The New Horizon Is A Designer’s World: An engaging Panel Discussion with James Thurman- North Texas University, Alison   Pack- Radford University & Jennifer Anderson- Hollins University.

“There is Art in Marketing” Sandra Tanner, Virginia Tourism Corporation: Marketing plans made easy and lots of great insights and tips for reaching your markets.

“The NoBS Guide to Networking” with Sarah Beth Jones, Nary Ordinary Business Services: Discuss why networking is important, where and when networking happens, and how to find your comfort zone in situations that can sometimes feel daunting.

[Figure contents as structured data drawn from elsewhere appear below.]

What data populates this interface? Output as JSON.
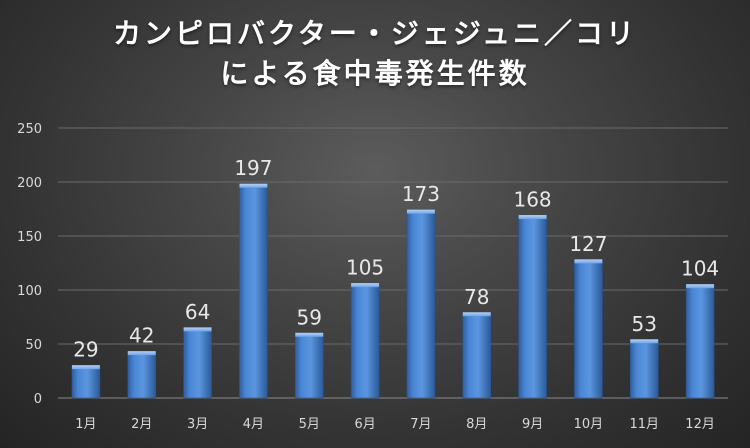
{
  "chart_data": {
    "type": "bar",
    "title_lines": [
      "カンピロバクター・ジェジュニ／コリ",
      "による食中毒発生件数"
    ],
    "categories": [
      "1月",
      "2月",
      "3月",
      "4月",
      "5月",
      "6月",
      "7月",
      "8月",
      "9月",
      "10月",
      "11月",
      "12月"
    ],
    "values": [
      29,
      42,
      64,
      197,
      59,
      105,
      173,
      78,
      168,
      127,
      53,
      104
    ],
    "xlabel": "",
    "ylabel": "",
    "ylim": [
      0,
      250
    ],
    "yticks": [
      0,
      50,
      100,
      150,
      200,
      250
    ],
    "grid": true,
    "legend": "none",
    "bar_color": "#4a86d4"
  }
}
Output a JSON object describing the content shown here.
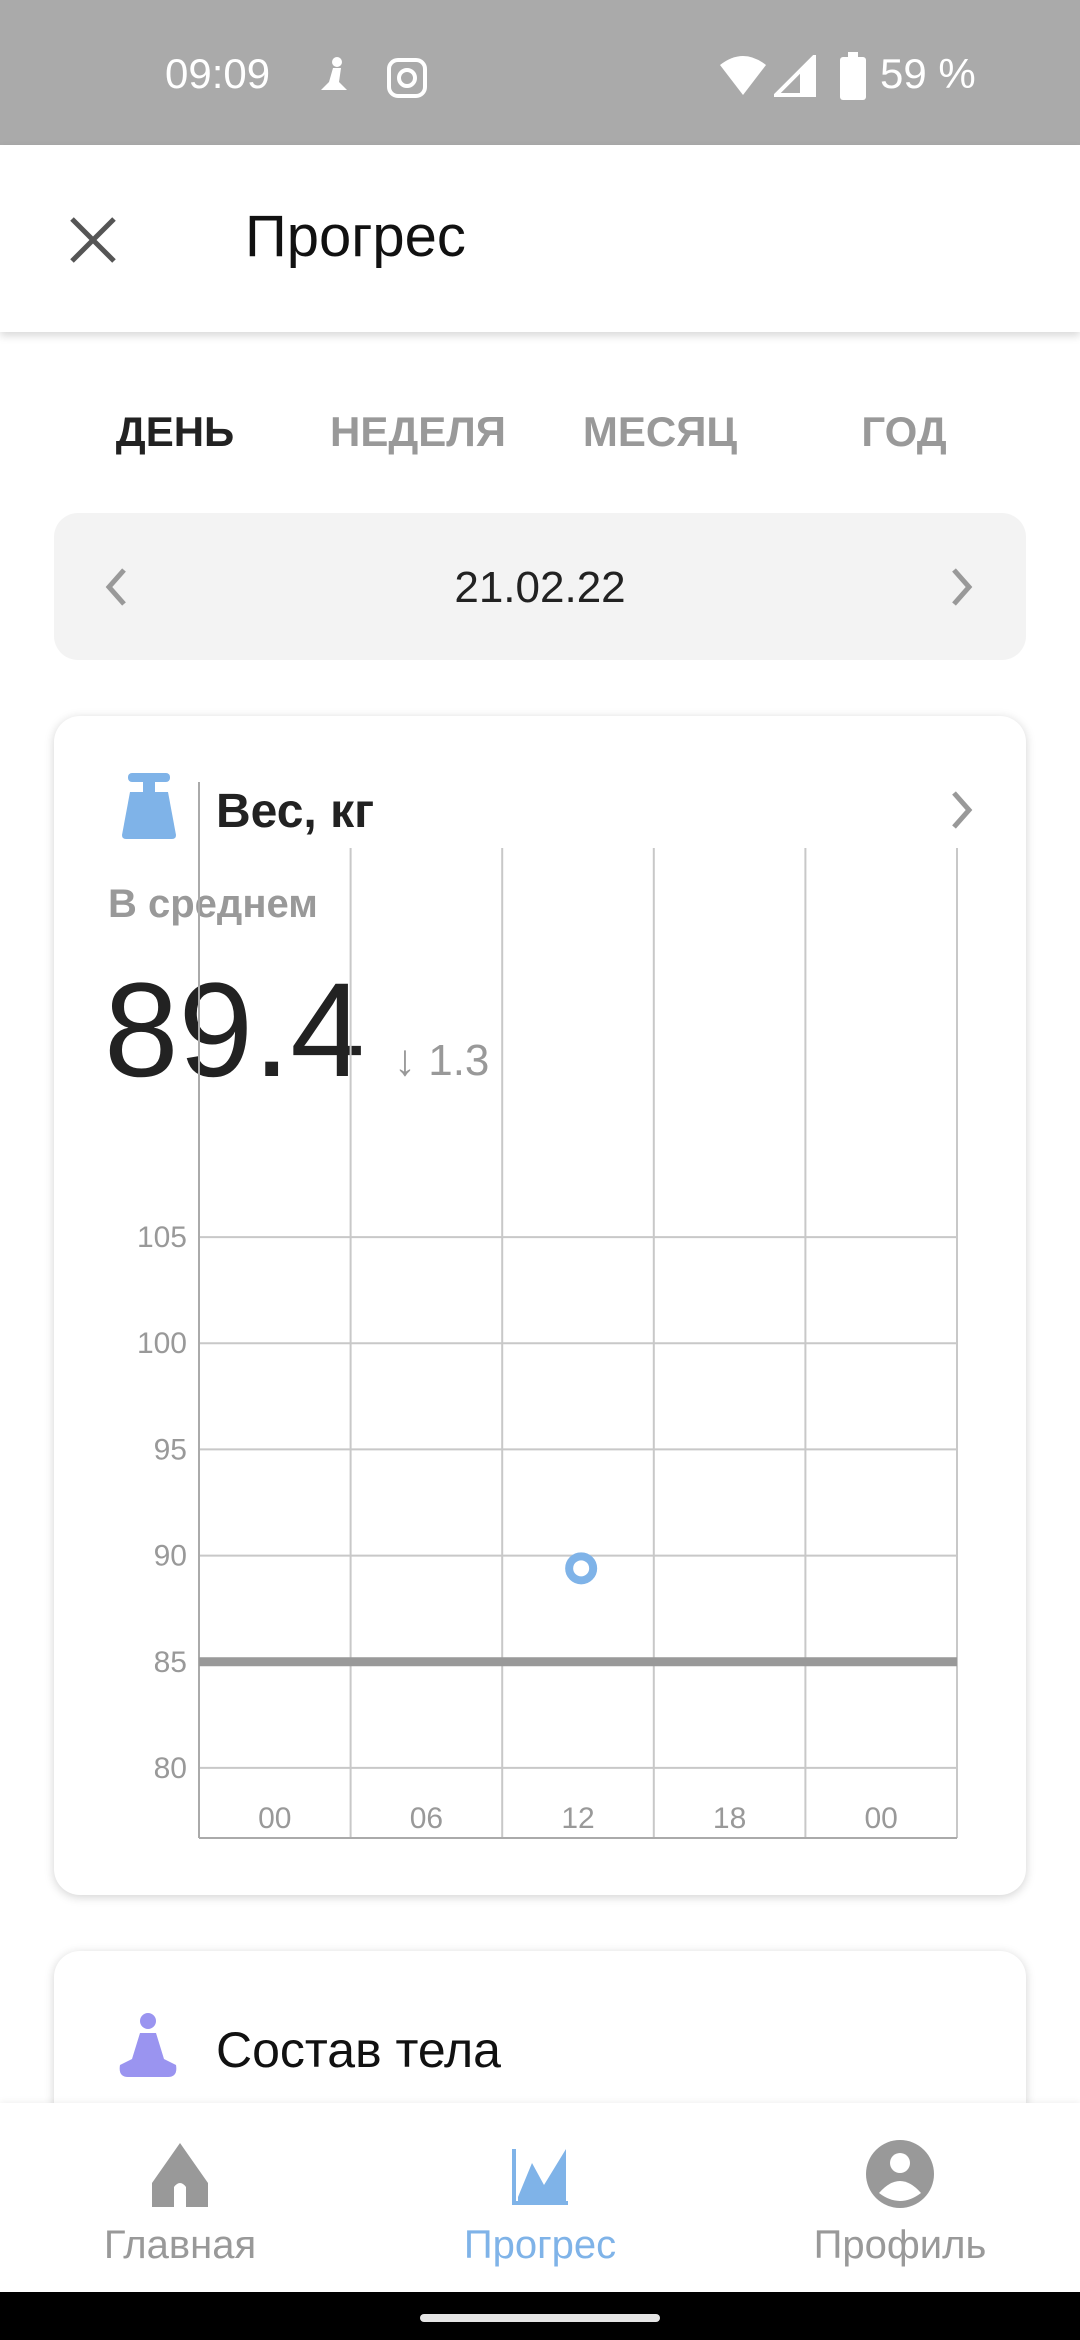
{
  "status_bar": {
    "time": "09:09",
    "battery": "59 %"
  },
  "app_bar": {
    "title": "Прогрес"
  },
  "period_tabs": [
    {
      "label": "ДЕНЬ",
      "active": true
    },
    {
      "label": "НЕДЕЛЯ",
      "active": false
    },
    {
      "label": "МЕСЯЦ",
      "active": false
    },
    {
      "label": "ГОД",
      "active": false
    }
  ],
  "date_selector": {
    "date": "21.02.22"
  },
  "weight_card": {
    "title": "Вес, кг",
    "subtitle": "В среднем",
    "value": "89.4",
    "change": "↓ 1.3",
    "icon_color": "#7fb3e8"
  },
  "chart_data": {
    "type": "scatter",
    "x_tick_labels": [
      "00",
      "06",
      "12",
      "18",
      "00"
    ],
    "y_ticks": [
      105,
      100,
      95,
      90,
      85,
      80
    ],
    "ylim": [
      76.7,
      108.3
    ],
    "xlim": [
      0,
      24
    ],
    "grid": true,
    "points": [
      {
        "x": 12.1,
        "y": 89.4
      }
    ],
    "reference_line": 85,
    "point_color": "#7fb3e8",
    "reference_color": "#999999"
  },
  "body_card": {
    "title": "Состав тела",
    "icon_color": "#9a94f0"
  },
  "bottom_nav": [
    {
      "label": "Главная",
      "active": false
    },
    {
      "label": "Прогрес",
      "active": true
    },
    {
      "label": "Профиль",
      "active": false
    }
  ],
  "accent_color": "#7fb3e8"
}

“Etsy 101” – with Vanessa Bertozzi, Etsy: Learn how to become part of a global market place in a vibrant community of 15 million buyers and creative businesses.

“A Gardener’s Odyssey: From Clay to Food ” with Jim Kvach, Master Gardiner: Find out how one gardener managed to change clay into food where clay is abundant and top soil thin in this informative and upbeat conveyance of lessons learned.

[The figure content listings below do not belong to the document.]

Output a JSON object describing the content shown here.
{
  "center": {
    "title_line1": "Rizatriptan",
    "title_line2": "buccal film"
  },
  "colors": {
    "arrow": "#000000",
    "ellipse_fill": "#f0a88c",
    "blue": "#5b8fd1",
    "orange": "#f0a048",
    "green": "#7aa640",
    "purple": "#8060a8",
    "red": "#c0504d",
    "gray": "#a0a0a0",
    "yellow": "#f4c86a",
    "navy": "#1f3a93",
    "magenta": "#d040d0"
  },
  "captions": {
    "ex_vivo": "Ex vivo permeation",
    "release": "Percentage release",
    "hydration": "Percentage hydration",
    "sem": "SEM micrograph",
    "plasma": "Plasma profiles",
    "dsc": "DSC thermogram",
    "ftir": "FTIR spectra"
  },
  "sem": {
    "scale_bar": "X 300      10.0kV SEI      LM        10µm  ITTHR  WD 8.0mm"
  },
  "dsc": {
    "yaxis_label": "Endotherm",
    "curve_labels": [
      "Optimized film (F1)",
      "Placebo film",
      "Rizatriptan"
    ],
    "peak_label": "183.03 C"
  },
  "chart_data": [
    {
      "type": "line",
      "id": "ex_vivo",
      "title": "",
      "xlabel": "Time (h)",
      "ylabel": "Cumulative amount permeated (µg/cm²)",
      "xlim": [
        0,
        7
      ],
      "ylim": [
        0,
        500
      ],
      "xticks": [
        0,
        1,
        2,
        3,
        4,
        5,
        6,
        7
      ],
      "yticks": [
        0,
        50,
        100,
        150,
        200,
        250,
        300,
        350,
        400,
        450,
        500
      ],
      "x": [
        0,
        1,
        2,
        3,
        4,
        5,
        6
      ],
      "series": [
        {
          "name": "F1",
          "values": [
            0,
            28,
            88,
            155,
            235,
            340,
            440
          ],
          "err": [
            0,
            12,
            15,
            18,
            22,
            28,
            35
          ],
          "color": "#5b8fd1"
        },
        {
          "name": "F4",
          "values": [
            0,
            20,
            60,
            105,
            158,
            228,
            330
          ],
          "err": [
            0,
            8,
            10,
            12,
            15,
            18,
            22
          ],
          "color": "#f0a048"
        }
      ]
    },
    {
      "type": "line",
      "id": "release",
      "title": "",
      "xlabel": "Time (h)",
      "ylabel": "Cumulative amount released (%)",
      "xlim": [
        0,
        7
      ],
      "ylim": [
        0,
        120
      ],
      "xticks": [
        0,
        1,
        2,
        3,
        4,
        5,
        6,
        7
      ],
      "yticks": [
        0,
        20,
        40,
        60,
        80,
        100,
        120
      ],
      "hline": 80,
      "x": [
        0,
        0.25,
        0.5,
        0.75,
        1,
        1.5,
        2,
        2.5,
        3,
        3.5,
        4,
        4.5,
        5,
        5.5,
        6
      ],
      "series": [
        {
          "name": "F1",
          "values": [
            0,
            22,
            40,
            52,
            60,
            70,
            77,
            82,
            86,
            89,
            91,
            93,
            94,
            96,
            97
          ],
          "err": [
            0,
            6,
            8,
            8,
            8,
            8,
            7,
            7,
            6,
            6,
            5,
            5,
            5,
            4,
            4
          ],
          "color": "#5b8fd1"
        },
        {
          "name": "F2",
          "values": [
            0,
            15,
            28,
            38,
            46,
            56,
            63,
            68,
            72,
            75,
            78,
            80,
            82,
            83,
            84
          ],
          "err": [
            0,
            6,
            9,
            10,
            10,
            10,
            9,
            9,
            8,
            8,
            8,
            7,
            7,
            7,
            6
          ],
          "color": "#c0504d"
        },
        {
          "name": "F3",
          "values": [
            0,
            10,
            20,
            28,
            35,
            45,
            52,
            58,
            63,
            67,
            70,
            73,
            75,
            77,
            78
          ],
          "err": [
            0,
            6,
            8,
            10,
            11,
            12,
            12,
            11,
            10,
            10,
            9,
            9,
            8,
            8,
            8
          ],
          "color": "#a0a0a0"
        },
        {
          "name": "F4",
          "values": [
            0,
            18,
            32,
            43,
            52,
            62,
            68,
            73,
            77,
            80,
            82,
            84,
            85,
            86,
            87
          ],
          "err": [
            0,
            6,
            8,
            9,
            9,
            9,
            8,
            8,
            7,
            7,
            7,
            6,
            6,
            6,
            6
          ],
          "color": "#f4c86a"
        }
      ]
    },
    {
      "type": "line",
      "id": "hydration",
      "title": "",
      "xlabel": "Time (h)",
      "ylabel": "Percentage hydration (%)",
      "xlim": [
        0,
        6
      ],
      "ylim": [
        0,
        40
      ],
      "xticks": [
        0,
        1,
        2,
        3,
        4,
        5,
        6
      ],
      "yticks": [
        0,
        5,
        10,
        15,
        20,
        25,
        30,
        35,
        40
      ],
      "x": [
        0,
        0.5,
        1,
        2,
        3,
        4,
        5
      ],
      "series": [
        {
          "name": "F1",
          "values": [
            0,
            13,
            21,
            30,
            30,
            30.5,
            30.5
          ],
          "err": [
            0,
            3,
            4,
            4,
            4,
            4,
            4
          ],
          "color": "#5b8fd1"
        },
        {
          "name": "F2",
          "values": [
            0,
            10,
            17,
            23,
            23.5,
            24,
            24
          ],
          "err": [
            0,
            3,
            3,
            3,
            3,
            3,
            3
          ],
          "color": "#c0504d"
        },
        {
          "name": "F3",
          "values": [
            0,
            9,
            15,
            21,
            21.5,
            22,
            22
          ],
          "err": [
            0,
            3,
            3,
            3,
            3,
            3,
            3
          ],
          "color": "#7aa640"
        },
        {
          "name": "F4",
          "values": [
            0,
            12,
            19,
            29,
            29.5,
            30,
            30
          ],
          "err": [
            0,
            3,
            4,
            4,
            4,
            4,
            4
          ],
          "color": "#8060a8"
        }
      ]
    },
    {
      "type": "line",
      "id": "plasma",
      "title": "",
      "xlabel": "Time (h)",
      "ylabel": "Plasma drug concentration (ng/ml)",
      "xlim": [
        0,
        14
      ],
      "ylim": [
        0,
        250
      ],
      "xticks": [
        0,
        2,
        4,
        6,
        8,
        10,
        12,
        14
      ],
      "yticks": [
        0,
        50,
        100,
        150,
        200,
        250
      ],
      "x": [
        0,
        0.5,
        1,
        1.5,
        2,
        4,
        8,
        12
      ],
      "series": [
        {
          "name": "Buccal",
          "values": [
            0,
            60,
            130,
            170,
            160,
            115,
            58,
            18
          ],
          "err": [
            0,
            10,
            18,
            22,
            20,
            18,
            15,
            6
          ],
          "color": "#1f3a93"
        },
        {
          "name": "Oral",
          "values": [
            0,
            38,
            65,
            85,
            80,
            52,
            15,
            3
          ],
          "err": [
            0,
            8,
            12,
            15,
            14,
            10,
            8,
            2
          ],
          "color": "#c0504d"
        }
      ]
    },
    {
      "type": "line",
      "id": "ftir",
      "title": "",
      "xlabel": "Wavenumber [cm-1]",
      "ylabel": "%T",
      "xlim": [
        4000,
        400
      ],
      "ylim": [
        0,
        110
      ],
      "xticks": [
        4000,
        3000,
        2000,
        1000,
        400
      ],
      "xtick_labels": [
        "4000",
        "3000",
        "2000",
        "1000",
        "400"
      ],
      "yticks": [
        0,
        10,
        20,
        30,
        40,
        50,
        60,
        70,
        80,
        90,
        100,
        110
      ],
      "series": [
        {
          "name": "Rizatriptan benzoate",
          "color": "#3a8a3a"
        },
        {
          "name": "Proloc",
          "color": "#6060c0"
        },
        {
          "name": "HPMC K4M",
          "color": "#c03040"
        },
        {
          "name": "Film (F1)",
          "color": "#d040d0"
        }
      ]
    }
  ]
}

“Entrepreneurs, Artisans and Taxes: Can we all get along?” with Dennis Peltier, EA:  Find out the answers to your burning tax related questions.

“Educating & Inspiring the Next Artisan Generation” with Alison Pack, Radford University: Through the eyes and experiences of students at the Governor’s School as told thru images and narrative in this vibrant discussion of the importance of educating Virginia youth about contemporary craft.

“The Demo – Educating the Public and Customer Service with Fun in Creativity and Affinity” with Judy Ligon, Ligon Art:  Explore the importance of doing a demo as a means to engage public in what you love to do in this hands-on workshop.

“Art As A Business” with Marc Willson, Small Business Development Association: Are you ready to sell your work? Find out how to show your work in ways to make people want to buy it and how to talk and write about it in order to make it more appealing.

“Artisan Trails of Southwest Virginia Viewshed” with Debby Loggins, Round the Mountain: After Creating fifteen artisan trails throughout the 8,624 square miles defined as Southwest Virginia was a challenge three years in the making. What’s next?

“Pricing Your Work” with Neva Bryan, Round the Mountain: Discover why pricing is important, the psychology of pricing and a step-by-step to pricing your products.

“Think It! Ink It! The Craft and Art of Printmaking” with Jennifer Anderson, Hollins University: Join in a conversation on fine art printmaking….the history, types of print and how contemporary artists make art and develop community through printmaking.

“Global, Social, Mobile, Local – How Going Green Doesn’t Mean Going Into the Red” with Helen Nunley, Pretty Good Designs: Going digital and paperless no longer means spending tons of money. Learn about some of the many choices of free or inexpensive solutions from which to choose to help you and your business “go green.”

“The Artisan Mosh Pit”: A special session where you are invited to voice your questions, concerns and suggestions for a facilitated discussion with tourism, economic development, arts and cultural community leaders.